Title: EVELYN M. DANZIG: A POWERFUL FORCE IN SCALE INSECT SYSTEMATICS
Pellizari, Giuseppina - UNIV. OF PADOVA, ITALY
Submitted to: Bollettino Di Entomologia Agraria
Publication Type: Peer Reviewed Journal
Publication Acceptance Date: December 1, 2001
Publication Date: N/A
Interpretive Summary: Scale insects cause billions of dollars in damage annually, primarily of invasive species. A high percentage of the destructive species in the United States are from Russia andsurrounding countries. The thrust of this paper is to honor a Russian scientist who has developed some of the most comprehensive research produced on scale insects of the area. At the ninth international Symposium on Scale Insect Studies, in Padua, Italy September 1 to 8, 2001, Dr. Evelyn M. Danzig will be recognized for her outstanding accomplishments during her career as a Scientific Researcher in the Zoological Institute of the Russian Academy of Sciences, St. Petersburg. This paper documents her many accomplishments. The species that she has described and the research that she has produced will be critical for understanding the next species of invasive scale insect that is inadvertently introduced in the United States from northern Europe and Asia. Thus, this paper is of importance to systematists and quarantine specialists world wide.
The coccidologist community recognizes the very significant contributions made by Dr. Evelyn M. Danzig during her 42 year career as a research scientist with the Zoological Institute, Russian Academy of Sciences (and her career continues). She has authored more than 120 scientific papers and books on the systematics of scale insects and whiteflies and has studied the faunas of Central Asia, Caucasus, Siberia, the Far-Eastern Russia, northern Russia, Mongolia, Afghanistan, and Vietnam, to name a few.
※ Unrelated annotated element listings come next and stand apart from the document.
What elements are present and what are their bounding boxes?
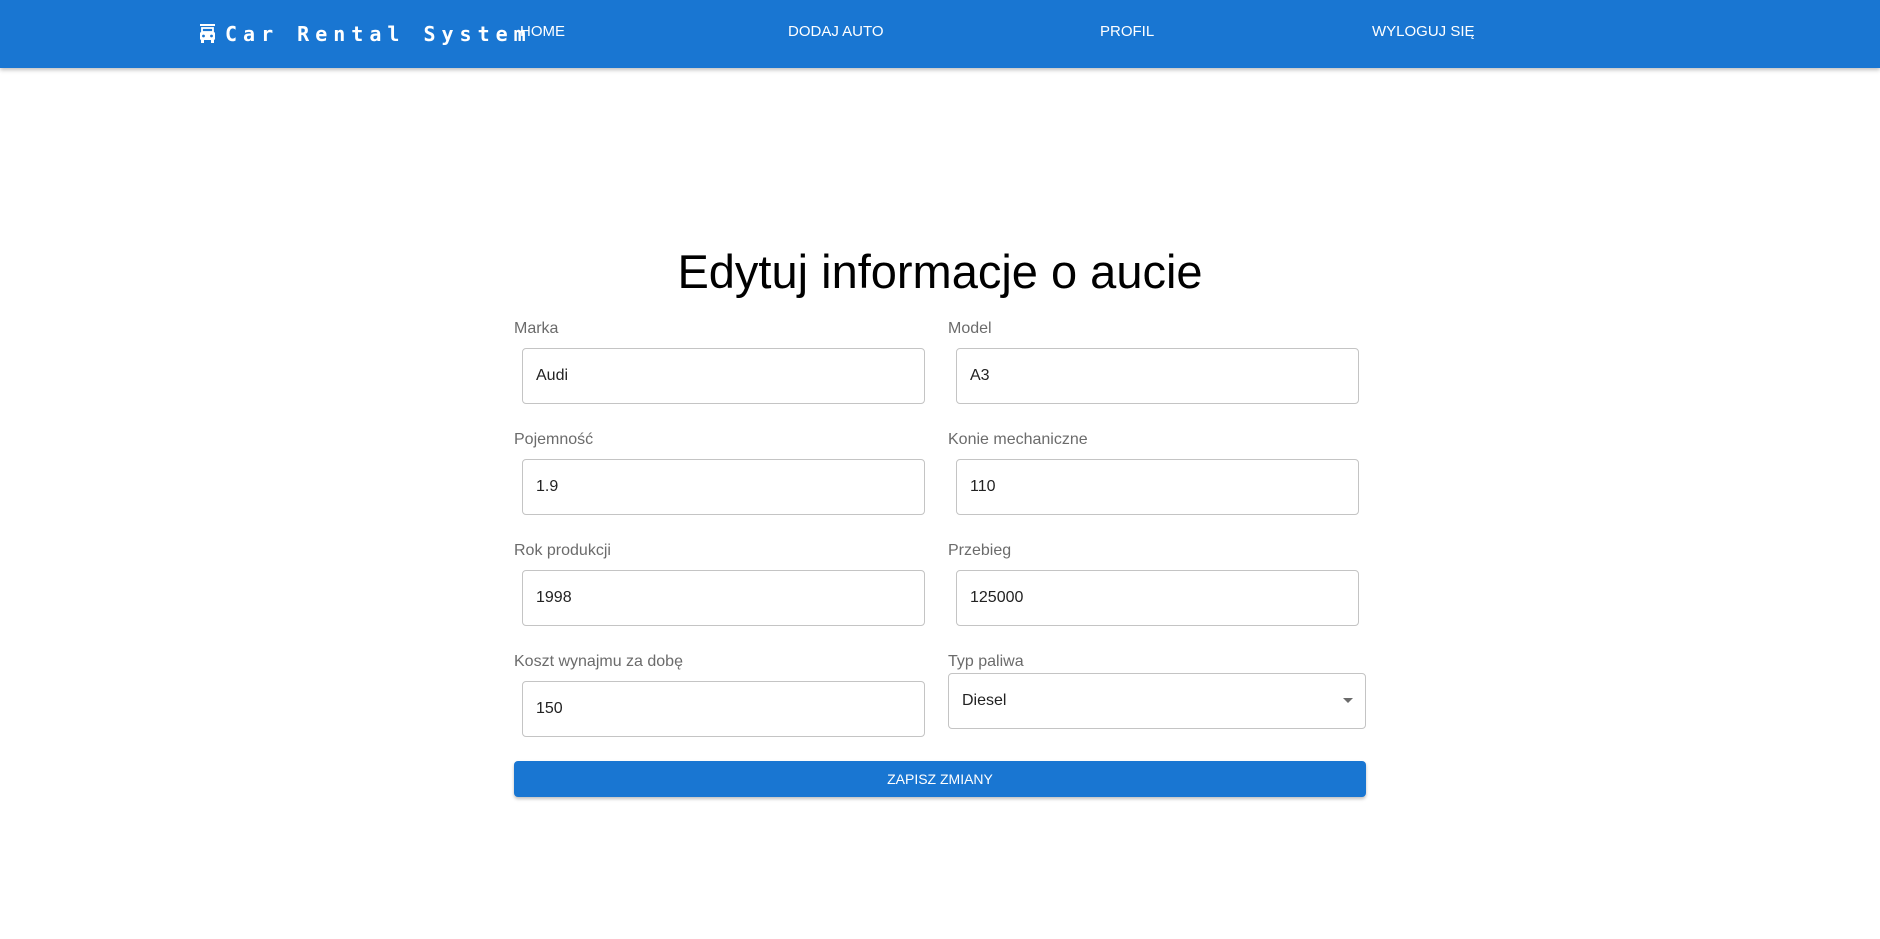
nav-home[interactable]: HOME [520,23,565,40]
marka-input[interactable] [522,348,925,404]
pojemnosc-input[interactable] [522,459,925,515]
paliwo-select[interactable]: Diesel [948,673,1366,729]
dropdown-arrow-icon [1343,698,1353,703]
nav-logout[interactable]: WYLOGUJ SIĘ [1372,23,1475,40]
koszt-label: Koszt wynajmu za dobę [514,653,683,670]
model-label: Model [948,320,992,337]
model-input[interactable] [956,348,1359,404]
brand[interactable]: Car Rental System [199,20,532,48]
przebieg-label: Przebieg [948,542,1012,559]
page-title: Edytuj informacje o aucie [677,245,1203,298]
nav-profile[interactable]: PROFIL [1100,23,1154,40]
pojemnosc-label: Pojemność [514,431,594,448]
paliwo-select-value: Diesel [962,692,1007,709]
marka-label: Marka [514,320,559,337]
paliwo-label: Typ paliwa [948,653,1024,670]
rok-input[interactable] [522,570,925,626]
koszt-input[interactable] [522,681,925,737]
rok-label: Rok produkcji [514,542,611,559]
nav-add-car[interactable]: DODAJ AUTO [788,23,884,40]
brand-title: Car Rental System [225,22,532,46]
app-bar: Car Rental System HOME DODAJ AUTO PROFIL… [0,0,1880,68]
konie-input[interactable] [956,459,1359,515]
car-icon [199,23,216,45]
konie-label: Konie mechaniczne [948,431,1088,448]
przebieg-input[interactable] [956,570,1359,626]
save-changes-button[interactable]: ZAPISZ ZMIANY [514,761,1366,797]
She has been a mentor for many students of scale-insect systematics, and has written articles on faunistics, life history, polymorphism, phylogeny, identification, classification, and nomenclature. She is a avid collector and has spent many summers observing scale insects in the field as well as mounted on imcroscope slides. Within the pit scales, solft scales, margarodids, armoured scales, and mealybugs, she has characterized 10 new genera and 129 new species. It is a privilege to honor such a productive and knowledgeable colleague.